This novel marks the debut of the latest luminary in 18th century crime, Tom Hawkins.
The son of a country clergyman, and expected to become his curate, Tom has defied his father and is eking out a precarious life in the gambling dens and whorehouses of Hogarthian London. Finding himself bereft of cash for the umpteenth time, he approaches his friend Charles, a fellow theological student who has followed the straight and narrow and is now an ordained clergyman working for Sir Philip Meadows, Knight Marshal of the Marshalsea Debtors' Prison. Charles agrees to bail him out once more, which he says will clean him out too. Charles reluctantly accompanies Tom on a night's gambling spree. Amazingly Tom wins enough money to clear all his debts.
Charles leaves Tom to make his own way home, who is set upon by thieves, beaten up and relieved of all his winnings. He is subsequently arrested and thrown into the Marshalsea Prison., which is divided into the Park Side, for those that can pay their way, and the Common Side for the destitute. To be sent to the Common Side is a fate worse than death.
As Tom is penniless once more, he sends for Charles, who explains that he is in the same state, but suggests that if Tom can solve the appalling murder of a Captain Roberts carried out recently in the prison, he will earn the gratitude of Sir Philip Meadows and be released as a reward. Tom reluctantly agrees, little realising that he is about to enter Hell. In the Park Side, everything is charged for at extortionate prices, and anyone falling behind on payments can be thrown into the Common Side.
Tom is befriended by Samuel Fleet, a sinister denizen of the Marshalsea, who is feared and loathed by most of the debtors. He is also strongly suspected of being the perpetrator of the murder. The ghost of Captain Roberts has been seen on several occasions in the courtyard of the Park Side.
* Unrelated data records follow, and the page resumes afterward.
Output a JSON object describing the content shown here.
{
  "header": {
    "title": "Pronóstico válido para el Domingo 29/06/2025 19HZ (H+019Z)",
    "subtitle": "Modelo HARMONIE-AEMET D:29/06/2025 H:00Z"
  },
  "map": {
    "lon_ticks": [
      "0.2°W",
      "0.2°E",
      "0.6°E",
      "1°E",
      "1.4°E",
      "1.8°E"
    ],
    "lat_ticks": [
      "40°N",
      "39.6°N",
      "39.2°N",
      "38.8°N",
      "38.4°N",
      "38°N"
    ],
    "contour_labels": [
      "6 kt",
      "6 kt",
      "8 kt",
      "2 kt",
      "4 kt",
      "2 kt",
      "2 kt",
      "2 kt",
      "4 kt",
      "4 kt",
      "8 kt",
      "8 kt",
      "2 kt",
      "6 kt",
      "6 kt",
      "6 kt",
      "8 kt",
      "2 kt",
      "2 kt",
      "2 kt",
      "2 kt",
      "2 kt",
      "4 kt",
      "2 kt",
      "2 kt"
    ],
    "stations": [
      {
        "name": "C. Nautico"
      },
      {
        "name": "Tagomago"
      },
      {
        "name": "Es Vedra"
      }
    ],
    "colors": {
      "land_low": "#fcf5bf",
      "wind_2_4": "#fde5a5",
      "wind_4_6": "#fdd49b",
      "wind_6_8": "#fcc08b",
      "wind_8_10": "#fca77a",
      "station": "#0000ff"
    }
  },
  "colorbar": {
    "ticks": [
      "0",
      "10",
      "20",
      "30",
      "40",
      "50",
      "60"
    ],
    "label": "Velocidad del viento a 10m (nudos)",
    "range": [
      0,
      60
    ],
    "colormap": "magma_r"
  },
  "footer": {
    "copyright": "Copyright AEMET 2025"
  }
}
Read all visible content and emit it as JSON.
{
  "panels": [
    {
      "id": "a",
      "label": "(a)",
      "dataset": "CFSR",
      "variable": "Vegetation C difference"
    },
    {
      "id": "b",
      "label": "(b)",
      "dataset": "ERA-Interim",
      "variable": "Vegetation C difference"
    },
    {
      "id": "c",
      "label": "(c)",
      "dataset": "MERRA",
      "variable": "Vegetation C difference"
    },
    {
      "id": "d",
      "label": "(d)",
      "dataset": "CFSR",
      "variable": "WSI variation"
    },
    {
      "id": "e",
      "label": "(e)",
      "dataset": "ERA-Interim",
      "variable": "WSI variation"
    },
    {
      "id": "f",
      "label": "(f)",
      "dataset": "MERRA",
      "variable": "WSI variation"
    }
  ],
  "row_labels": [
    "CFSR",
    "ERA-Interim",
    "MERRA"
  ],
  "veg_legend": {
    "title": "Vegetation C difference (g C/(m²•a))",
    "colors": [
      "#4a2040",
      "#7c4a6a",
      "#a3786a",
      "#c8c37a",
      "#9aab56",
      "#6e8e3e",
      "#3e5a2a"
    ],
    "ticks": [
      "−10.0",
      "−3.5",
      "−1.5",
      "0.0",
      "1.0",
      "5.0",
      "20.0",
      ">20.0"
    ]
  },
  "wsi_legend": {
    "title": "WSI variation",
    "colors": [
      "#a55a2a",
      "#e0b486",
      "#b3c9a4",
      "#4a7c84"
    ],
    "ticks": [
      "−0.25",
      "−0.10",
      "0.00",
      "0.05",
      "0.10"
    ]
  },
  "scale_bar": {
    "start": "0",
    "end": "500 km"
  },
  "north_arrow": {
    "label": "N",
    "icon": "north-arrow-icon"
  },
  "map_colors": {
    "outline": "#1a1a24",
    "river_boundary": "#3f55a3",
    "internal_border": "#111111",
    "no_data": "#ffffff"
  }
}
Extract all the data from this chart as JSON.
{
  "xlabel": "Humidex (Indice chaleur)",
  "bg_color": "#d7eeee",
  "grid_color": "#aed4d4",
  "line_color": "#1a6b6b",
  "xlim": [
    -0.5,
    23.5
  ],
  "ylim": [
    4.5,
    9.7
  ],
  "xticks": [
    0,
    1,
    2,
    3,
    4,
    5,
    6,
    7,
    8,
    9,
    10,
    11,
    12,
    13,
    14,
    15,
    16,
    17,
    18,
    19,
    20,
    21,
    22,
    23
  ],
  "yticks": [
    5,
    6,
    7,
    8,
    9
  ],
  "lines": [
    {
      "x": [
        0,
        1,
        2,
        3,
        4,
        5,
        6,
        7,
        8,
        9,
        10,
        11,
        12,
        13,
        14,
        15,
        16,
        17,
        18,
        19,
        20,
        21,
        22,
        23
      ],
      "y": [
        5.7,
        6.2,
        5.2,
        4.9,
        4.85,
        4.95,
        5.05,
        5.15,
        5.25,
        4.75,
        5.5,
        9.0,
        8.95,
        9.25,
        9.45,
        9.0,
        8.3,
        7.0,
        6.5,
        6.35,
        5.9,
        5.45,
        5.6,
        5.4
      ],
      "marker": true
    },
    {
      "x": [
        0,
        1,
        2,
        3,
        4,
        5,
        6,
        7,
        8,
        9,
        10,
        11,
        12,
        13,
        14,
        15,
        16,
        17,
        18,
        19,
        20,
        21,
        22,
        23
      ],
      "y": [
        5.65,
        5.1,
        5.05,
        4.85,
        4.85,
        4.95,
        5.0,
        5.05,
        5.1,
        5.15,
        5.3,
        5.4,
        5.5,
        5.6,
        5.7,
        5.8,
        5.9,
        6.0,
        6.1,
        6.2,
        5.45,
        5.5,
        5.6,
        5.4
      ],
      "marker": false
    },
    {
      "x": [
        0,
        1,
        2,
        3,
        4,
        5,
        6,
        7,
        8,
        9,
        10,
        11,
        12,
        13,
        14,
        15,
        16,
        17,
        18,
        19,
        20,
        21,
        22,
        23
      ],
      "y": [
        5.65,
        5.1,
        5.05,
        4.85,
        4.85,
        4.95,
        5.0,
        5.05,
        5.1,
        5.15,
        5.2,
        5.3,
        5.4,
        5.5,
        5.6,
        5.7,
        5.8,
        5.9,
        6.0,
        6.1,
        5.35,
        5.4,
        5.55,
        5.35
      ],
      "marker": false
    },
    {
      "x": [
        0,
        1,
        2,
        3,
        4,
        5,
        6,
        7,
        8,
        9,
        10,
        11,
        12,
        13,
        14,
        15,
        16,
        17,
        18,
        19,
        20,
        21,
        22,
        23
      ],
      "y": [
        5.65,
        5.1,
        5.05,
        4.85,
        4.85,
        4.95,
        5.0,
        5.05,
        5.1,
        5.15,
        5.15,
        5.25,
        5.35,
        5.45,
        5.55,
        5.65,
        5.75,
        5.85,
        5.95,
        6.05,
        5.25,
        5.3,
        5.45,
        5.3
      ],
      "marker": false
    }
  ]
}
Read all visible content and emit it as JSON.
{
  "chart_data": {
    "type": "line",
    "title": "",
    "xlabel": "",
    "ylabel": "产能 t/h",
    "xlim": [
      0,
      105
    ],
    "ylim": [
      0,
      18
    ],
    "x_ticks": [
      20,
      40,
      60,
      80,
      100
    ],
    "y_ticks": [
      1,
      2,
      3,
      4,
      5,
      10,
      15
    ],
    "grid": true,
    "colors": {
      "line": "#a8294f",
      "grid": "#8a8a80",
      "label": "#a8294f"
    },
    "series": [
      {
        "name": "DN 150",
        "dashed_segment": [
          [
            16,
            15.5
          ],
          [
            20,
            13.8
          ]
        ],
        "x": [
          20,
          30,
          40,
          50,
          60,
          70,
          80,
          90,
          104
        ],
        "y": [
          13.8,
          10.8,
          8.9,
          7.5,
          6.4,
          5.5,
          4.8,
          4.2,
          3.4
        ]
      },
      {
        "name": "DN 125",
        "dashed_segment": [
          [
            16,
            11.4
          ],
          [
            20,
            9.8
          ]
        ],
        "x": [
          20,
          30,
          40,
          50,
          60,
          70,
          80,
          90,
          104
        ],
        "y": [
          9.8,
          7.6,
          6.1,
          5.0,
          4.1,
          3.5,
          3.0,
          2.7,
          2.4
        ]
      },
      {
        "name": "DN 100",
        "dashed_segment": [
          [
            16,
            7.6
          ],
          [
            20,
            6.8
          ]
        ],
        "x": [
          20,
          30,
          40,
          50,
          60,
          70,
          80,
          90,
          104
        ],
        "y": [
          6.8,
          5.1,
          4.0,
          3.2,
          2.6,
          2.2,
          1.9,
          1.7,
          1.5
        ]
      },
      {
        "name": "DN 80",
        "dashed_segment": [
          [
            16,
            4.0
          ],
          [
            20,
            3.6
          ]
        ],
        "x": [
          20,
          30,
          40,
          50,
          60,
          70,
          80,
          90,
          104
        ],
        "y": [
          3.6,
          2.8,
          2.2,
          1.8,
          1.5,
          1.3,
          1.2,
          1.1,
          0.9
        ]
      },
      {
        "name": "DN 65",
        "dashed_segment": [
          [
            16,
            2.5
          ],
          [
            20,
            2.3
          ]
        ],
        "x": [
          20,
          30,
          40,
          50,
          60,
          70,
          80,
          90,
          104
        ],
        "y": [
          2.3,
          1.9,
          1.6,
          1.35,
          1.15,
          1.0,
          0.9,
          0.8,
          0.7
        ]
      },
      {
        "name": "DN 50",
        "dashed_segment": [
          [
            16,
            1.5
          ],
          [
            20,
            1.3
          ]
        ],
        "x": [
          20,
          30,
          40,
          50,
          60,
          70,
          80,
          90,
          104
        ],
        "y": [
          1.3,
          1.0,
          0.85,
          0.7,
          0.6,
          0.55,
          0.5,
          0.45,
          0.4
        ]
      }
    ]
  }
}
The daily life and the inhabitants of the Marshalsea are portrayed in the most colourful manner, most of them being based on historical fact. It has to be said that Tom Hawkins is an extremely inept investigator – every theory he comes up with is rapidly proved to be wrong and he suffers torture and unbelievable cruelty, with several miraculous escapes from a horrible death. The plot moves at a lively pace, with more twists than a corkscrew.
I have no doubt that this book will be the first in a highly successful series, during which Tom will learn from his many mistakes. I enjoyed it enormously.